AGENTES (007), cajas (507), individuos (THX 1138) o escalones (39). El uso, como título para un filme, del etiquetaje conciso y preciso que proporciona un número no cesa de extenderse. Ahora es un código, el 46. Se refiere a una rígida legislación que prohíbe la relación entre individuos que compartan más del 25% su identidad genética. Y en una sociedad del futuro cercano donde las técnicas de fecundación in vitro y de clonación están a la orden del día, resulta harto difícil no delinquir. Ésta es la inquietante propuesta del filme británico Código 46 (Code 46, 2003), de Michael Winterbottom.

Nada más empezar, aparece impreso el desarrollo del artículo 1 de ese código. Con un lenguaje farragoso y recargado, tan característico de las publicaciones legislativas que un profano debe releer varias veces para entender qué es lo que está prohibiendo (ejemplos: el Código Civil y el Boletín Oficial del Estado), nos enteramos de las reglas para "prevenir cualquier reproducción accidental o deliberada, genéticamente incestuosa", si no queremos estar fuera de la ley.

O sea, atención a quién escogemos cómo pareja. Ante la tendencia a que cada vez más individuos compartan un código genético más parecido, para preservar la riqueza genética de la especie y evitar problemas (enfermedades de origen genético) puede parecer justificada una legislación tan restrictiva y autoritaria. Sin embargo, resulta cuando menos llamativo que en una sociedad así, donde el borrado selectivo de la memoria se practica rutinariamente en los hospitales a los que han infringido el código, no se empleen los métodos anticonceptivos que evitarían llegar a esos extremos tan expeditivos.

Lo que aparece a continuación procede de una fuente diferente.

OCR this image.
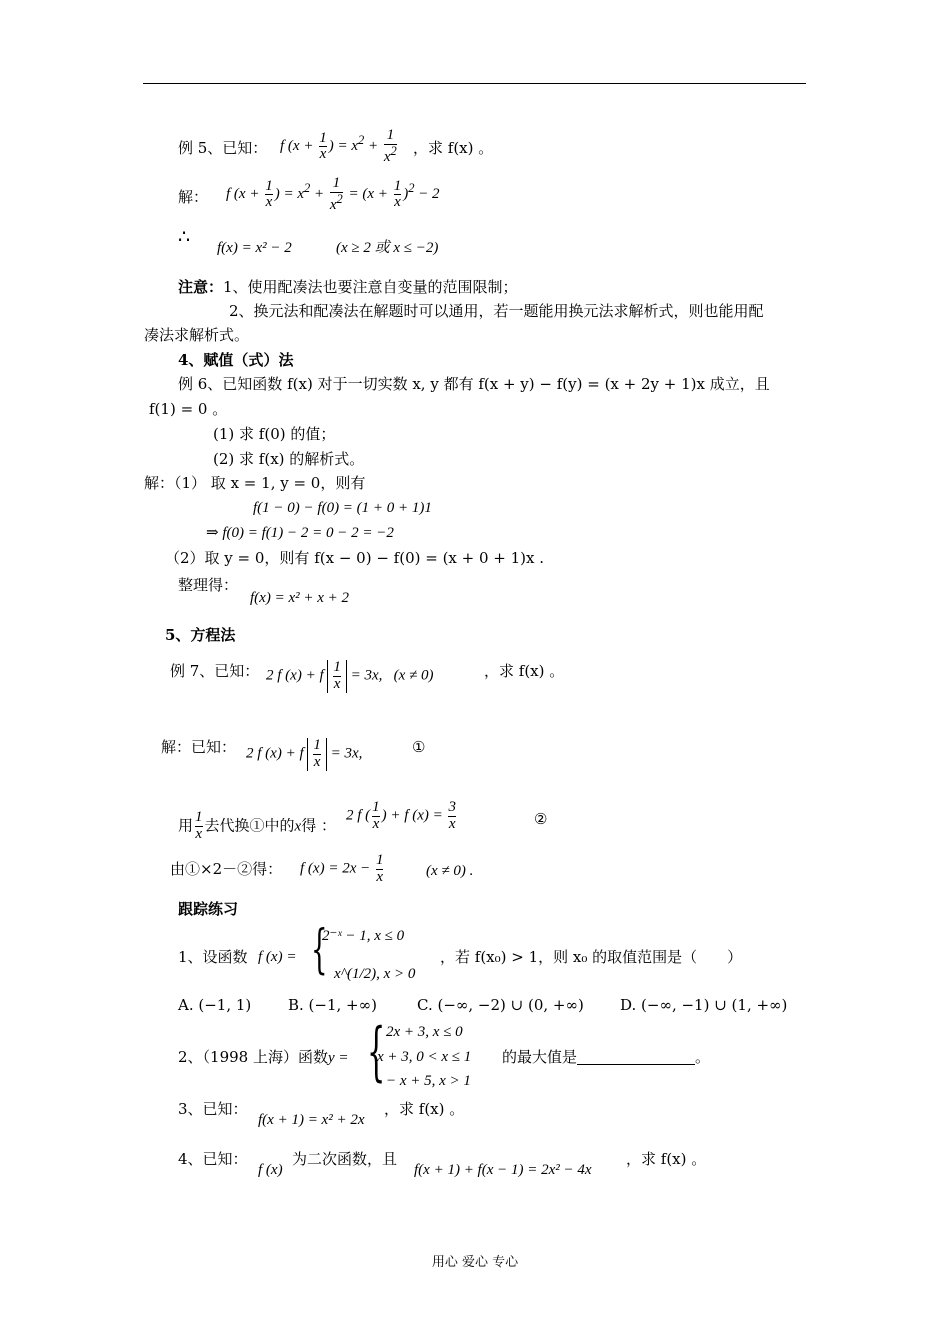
例 5、已知： f ($x + \frac{1}{x}$ ) = $x^2 + \frac{1}{x^2}$ ，求 f(x) 。
解： f ($x + \frac{1}{x}$ ) = $x^2 + \frac{1}{x^2} = (x + \frac{1}{x} )^2 - 2$
∴ f(x) = x² − 2	(x ≥ 2 或 x ≤ −2)
注意：1、使用配凑法也要注意自变量的范围限制；
2、换元法和配凑法在解题时可以通用，若一题能用换元法求解析式，则也能用配
凑法求解析式。
4、赋值（式）法
例 6、已知函数 f(x) 对于一切实数 x, y 都有 f(x + y) − f(y) = (x + 2y + 1)x 成立，且
f(1) = 0 。
(1) 求 f(0) 的值；
(2) 求 f(x) 的解析式。
解：（1） 取 x = 1, y = 0，则有
f(1 − 0) − f(0) = (1 + 0 + 1)1
⇒ f(0) = f(1) − 2 = 0 − 2 = −2
（2）取 y = 0，则有 f(x − 0) − f(0) = (x + 0 + 1)x .
整理得：
f(x) = x² + x + 2
5、方程法
例 7、已知： 2 f (x) + f $\frac{1}{x} = 3x$,   (x ≠ 0)	，求 f(x) 。
解：已知： 2 f (x) + f $\frac{1}{x} = 3x$,	①
用 $\frac{1}{x}$ 去代换①中的x得 ：
2 f ( $\frac{1}{x}$ ) + f $(x) = \frac{3}{x}$	②
由①×2－②得： f $(x) = 2x - \frac{1}{x}$	(x ≠ 0) .
跟踪练习
1、设函数 f (x) = {
2⁻ˣ − 1, x ≤ 0
x^(1/2), x > 0
，若 f(x₀) > 1，则 x₀ 的取值范围是（　　）
A. (−1, 1) B. (−1, +∞)	C. (−∞, −2) ∪ (0, +∞) D. (−∞, −1) ∪ (1, +∞)
2、（1998 上海）函数y = { 2x + 3, x ≤ 0
x + 3, 0 < x ≤ 1
− x + 5, x > 1
的最大值是	。
3、已知：
f(x + 1) = x² + 2x
，求 f(x) 。
4、已知：
f (x)
为二次函数，且
f(x + 1) + f(x − 1) = 2x² − 4x
，求 f(x) 。
用心 爱心 专心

¿Será que otro código, el 45, tal vez, los prohíbe? Cuando el protagonista increpa a la médico responsable: "Ustedes han alterado la memoria de una testigo clave en un fraude de seguros", ésta, impertérrita, responde: "Ciertos recuerdos muy concretos: el varón, el acto sexual y el embarazo".

Mientras el poder intenta mantener una cierta pureza genética, no puede evitar que exista una mezcla de culturas y de idiomas. Todos los personajes del filme usan palabras de otros idiomas: frases del español, italiano, japonés, francés, árabe, etcétera, se combinan, de manera natural, con el inglés. Una propuesta interesante que pocos filmes que retratan el futuro explotan.

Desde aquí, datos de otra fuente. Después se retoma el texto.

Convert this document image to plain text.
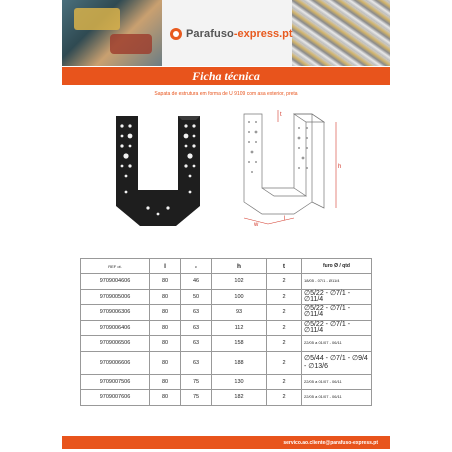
Parafuso -express.pt
Ficha técnica
Sapata de estrutura em forma de U 9109 com asa exterior, preta
t
h
w
l
REF ot.	l	c	h	t	furo Ø / qtd
9709004606	80	46	102	2	18/05 - 07/1 - Ø11/4
9709005006	80	50	100	2	∅5/22 - ∅7/1 - ∅11/4
9709006306	80	63	93	2	∅5/22 - ∅7/1 - ∅11/4
9709006406	80	63	112	2	∅5/22 - ∅7/1 - ∅11/4
9709006506	80	63	158	2	22/05 a 01/07 - 06/11
9709006606	80	63	188	2	∅5/44 - ∅7/1 - ∅9/4 - ∅13/6
9709007506	80	75	130	2	22/05 a 01/07 - 06/11
9709007606	80	75	182	2	22/05 a 01/07 - 06/11
servico.ao.cliente@parafuso-express.pt
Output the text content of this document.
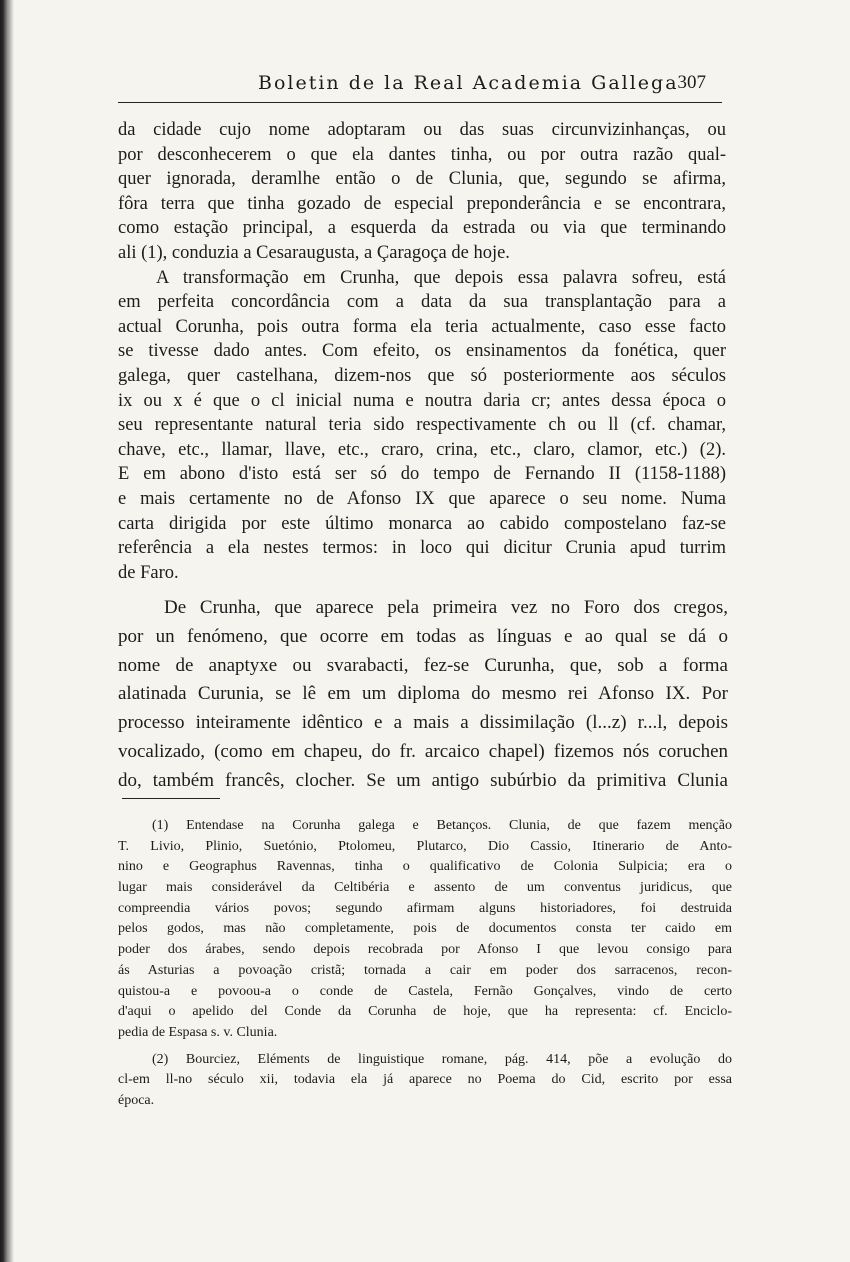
Boletin de la Real Academia Gallega
307
da cidade cujo nome adoptaram ou das suas circunvizinhanças, ou
por desconhecerem o que ela dantes tinha, ou por outra razão qual-
quer ignorada, deramlhe então o de Clunia, que, segundo se afirma,
fôra terra que tinha gozado de especial preponderância e se encontrara,
como estação principal, a esquerda da estrada ou via que terminando
ali (1), conduzia a Cesaraugusta, a Çaragoça de hoje.
A transformação em Crunha, que depois essa palavra sofreu, está
em perfeita concordância com a data da sua transplantação para a
actual Corunha, pois outra forma ela teria actualmente, caso esse facto
se tivesse dado antes. Com efeito, os ensinamentos da fonética, quer
galega, quer castelhana, dizem-nos que só posteriormente aos séculos
ix ou x é que o cl inicial numa e noutra daria cr; antes dessa época o
seu representante natural teria sido respectivamente ch ou ll (cf. chamar,
chave, etc., llamar, llave, etc., craro, crina, etc., claro, clamor, etc.) (2).
E em abono d'isto está ser só do tempo de Fernando II (1158-1188)
e mais certamente no de Afonso IX que aparece o seu nome. Numa
carta dirigida por este último monarca ao cabido compostelano faz-se
referência a ela nestes termos: in loco qui dicitur Crunia apud turrim
de Faro.
De Crunha, que aparece pela primeira vez no Foro dos cregos,
por un fenómeno, que ocorre em todas as línguas e ao qual se dá o
nome de anaptyxe ou svarabacti, fez-se Curunha, que, sob a forma
alatinada Curunia, se lê em um diploma do mesmo rei Afonso IX. Por
processo inteiramente idêntico e a mais a dissimilação (l...z) r...l, depois
vocalizado, (como em chapeu, do fr. arcaico chapel) fizemos nós coruchen
do, também francês, clocher. Se um antigo subúrbio da primitiva Clunia
(1) Entendase na Corunha galega e Betanços. Clunia, de que fazem menção
T. Livio, Plinio, Suetónio, Ptolomeu, Plutarco, Dio Cassio, Itinerario de Anto-
nino e Geographus Ravennas, tinha o qualificativo de Colonia Sulpicia; era o
lugar mais considerável da Celtibéria e assento de um conventus juridicus, que
compreendia vários povos; segundo afirmam alguns historiadores, foi destruida
pelos godos, mas não completamente, pois de documentos consta ter caido em
poder dos árabes, sendo depois recobrada por Afonso I que levou consigo para
ás Asturias a povoação cristã; tornada a cair em poder dos sarracenos, recon-
quistou-a e povoou-a o conde de Castela, Fernão Gonçalves, vindo de certo
d'aqui o apelido del Conde da Corunha de hoje, que ha representa: cf. Enciclo-
pedia de Espasa s. v. Clunia.
(2) Bourciez, Eléments de linguistique romane, pág. 414, põe a evolução do
cl-em ll-no século xii, todavia ela já aparece no Poema do Cid, escrito por essa
época.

William (Tim Robbins) es un investigador privado enviado a Shanghai por su agencia, estadounidense, para aclarar un caso de falsificación de ciertas tarjetas de crédito (unas Visas del mañana) indispensables para desplazarse y disponer de recursos económicos ("tener cobertura", le llaman). Sorprende que en esa sociedad venidera donde existen unas estrictas y teóricamente infalibles medidas de seguridad -control de identidad por huella dactilar-, María (Samantha Morton), una cabal empleada de la empresa La Esfinge, responsable de la fabricación, consiga saltárselas todas.

Claro que si toda la producción de tarjetas gira alrededor de fotocopiadoras y de pruebas de impresión, se ve claro que la seguridad del proceso quede en entredicho. ¿Cuántos exámenes no se han hurtado de las fotocopiadoras ante las propias narices de profesores y administrativos? El filme transmite la obsesión enfermiza por parte del sistema por todo lo referente a la seguridad, exacerbada por la existencia de técnicas de base biológica capaces de descerrajar cualquier protección informática.

Gracias a un virus de la empatía, William, con sus habilidades potenciadas, descubre sin dificultad la clave de acceso utilizada por cualquier individuo: "Puedo percibir lo que piensas. No es ningún truco, es un don". Aunque no podrá con otro virus: el del amor. "Vine a Shanghai a investigar un fraude. Sabía que eras culpable, pero me enamoré de ti".

En ese mundo a la vuelta de la esquina, los triunfadores viven en las megalópolis en suntuosos y opulentos apartamentos que contrastan con la sobriedad y modestia de los pisos donde residen los menos afortunados. Nada nuevo. Las ciudades son enclaves aislados y protegidos, rodeadas de terrenos baldíos y desérticos donde malvive otro mundo, el de los excluidos del sistema. Más libre quizá, pero sin acceso a ese estado del bienestar.

¿Les suena? Aunque queda un incierto resquicio de esperanza: como sostiene una genetista a la que William acude para una prueba de concordancia de ADN, "dieta, clima, entorno ambiental, casualidad, cirugía, las estrellas, Dios... No somos prisioneros de nuestros genes".